Dogs and Tick Safety•
Posted on June 06 2017
As we enter the final countdown to the summer season, your family is probably feeling the call of your backyard, whether it’s grilled dinners out on the back patio or a family game of baseball. And the family member who’s probably most excited of all is your pup, with the weather just right for lots of fetch, play, and snoozing in the sun.
Unfortunately, the summer also brings with it the increased risk of ticks. With new tick-related diseases still being discovered, it’s important to include tick prevention as a part of your summer preparation so that you can keep your pup, and by extension your whole family, safe and tick-free.
First, familiarize yourself with the level of risk for ticks in your area, and specifically which kinds of ticks to look out for. This map is a great tool to locate your home area and find out the number of reported cases of tick-related diseases in dogs.

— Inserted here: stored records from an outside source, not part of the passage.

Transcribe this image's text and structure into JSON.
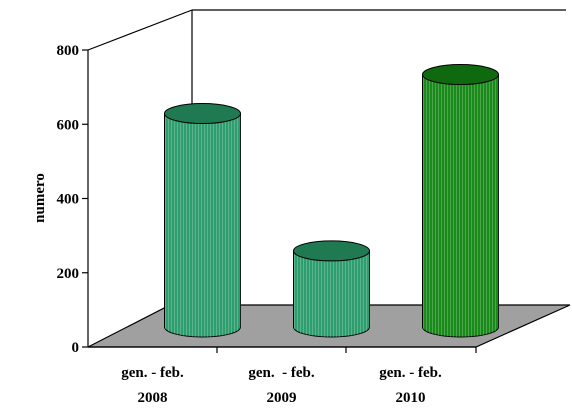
{
  "chart_data": {
    "type": "bar",
    "style": "3d-cylinder",
    "categories": [
      [
        "gen. - feb.",
        "2008"
      ],
      [
        "gen.  - feb.",
        "2009"
      ],
      [
        "gen. - feb.",
        "2010"
      ]
    ],
    "values": [
      575,
      205,
      680
    ],
    "ylabel": "numero",
    "xlabel": "",
    "title": "",
    "ylim": [
      0,
      800
    ],
    "yticks": [
      0,
      200,
      400,
      600,
      800
    ],
    "grid": false,
    "legend": "none",
    "colors": [
      "#2e9e6e",
      "#2e9e6e",
      "#1a8a1a"
    ],
    "top_colors": [
      "#1f7a52",
      "#1f7a52",
      "#0f6a0f"
    ],
    "floor_color": "#a0a0a0"
  }
}
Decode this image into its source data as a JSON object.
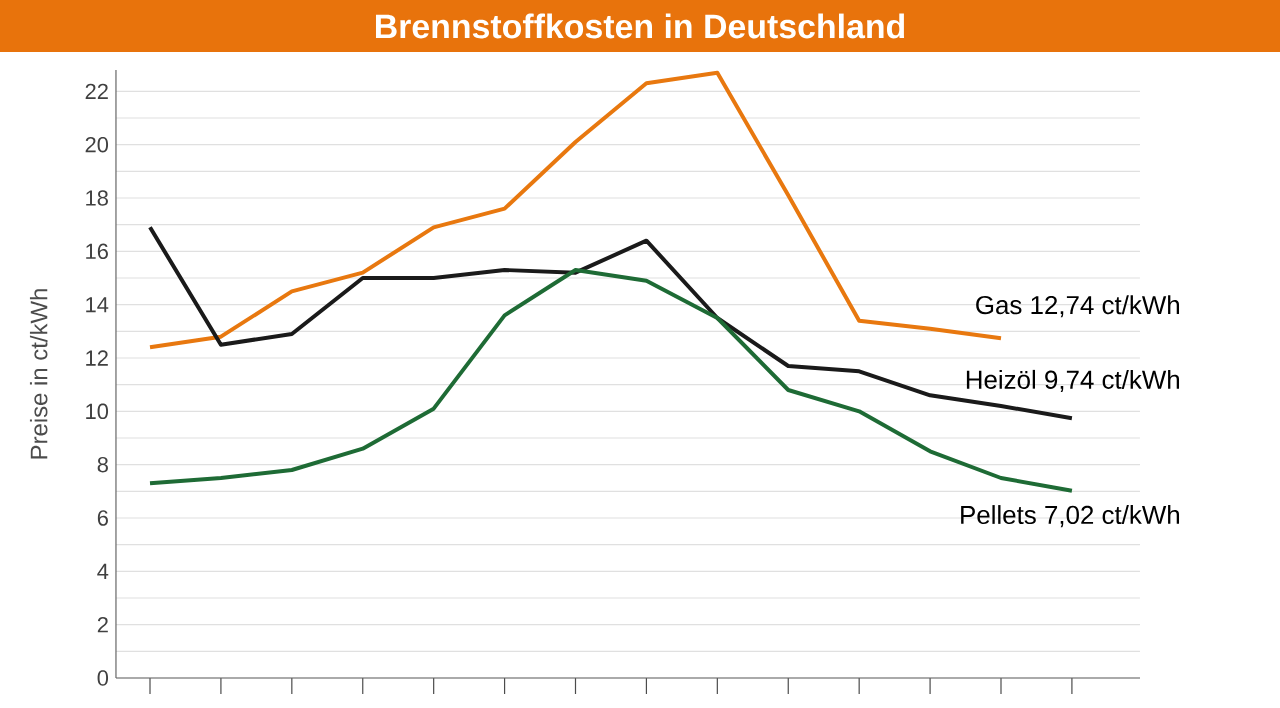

When landscaping or adding new plants and bushes to your yard, keep in mind that some will be more inviting to ticks than others. The CDC recommends removing any old furniture or debris that could harbor ticks, building playgrounds in a sunny spot away from the edge of the yard, and placing a 3-ft wide barrier of wood chips or gravel between any surrounding wood areas and lawns, patios, or playgrounds. Another source advises that the common deer is essential to the tick’s life cycle, so it’s best to avoid planting any shrubbery that would be inviting for deer to snack on.
Though there are a lot of preventative tick products available for dogs, in the form of both topical applications and vaccines, none of them are guaranteed to be 100% effective. Plus, many symptoms of tick-born diseases are subtle and easy to miss. Keeping up with an annual test is the only way to be sure your dog is healthy. To make it easy, ask that your dog be tested for vector-borne diseases at his or her annual heartworm screening.
We know the thought can be pretty tedious (and gross!), but the sooner ticks are caught and removed, the better, so make it a part of your routine during tick season to scan your dog for ticks. Feel along their body with a firm pressure to check for bumps. If you feel a bump, pull their fur apart to determine what is there. Be sure to check in armpits, between toes, behind ears, and around the tail. If you do find a tick, follow these instructions for how to successfully remove it.
With dogs frequently running in and out of the house during the summer, it can be unsettling to find a tick on them, or even to think about the fact that they could be tracking them into your home. For peace of mind, keep The Stair Barrier closed to limit your dog’s access to the second level of your home and away from any bedding.
Though summer is known for being the season of ticks, research shows that we aren’t quite in the clear during other seasons, either. Keep these tips in mind year-round to keep your pup and your family happy, healthy, and tick-free.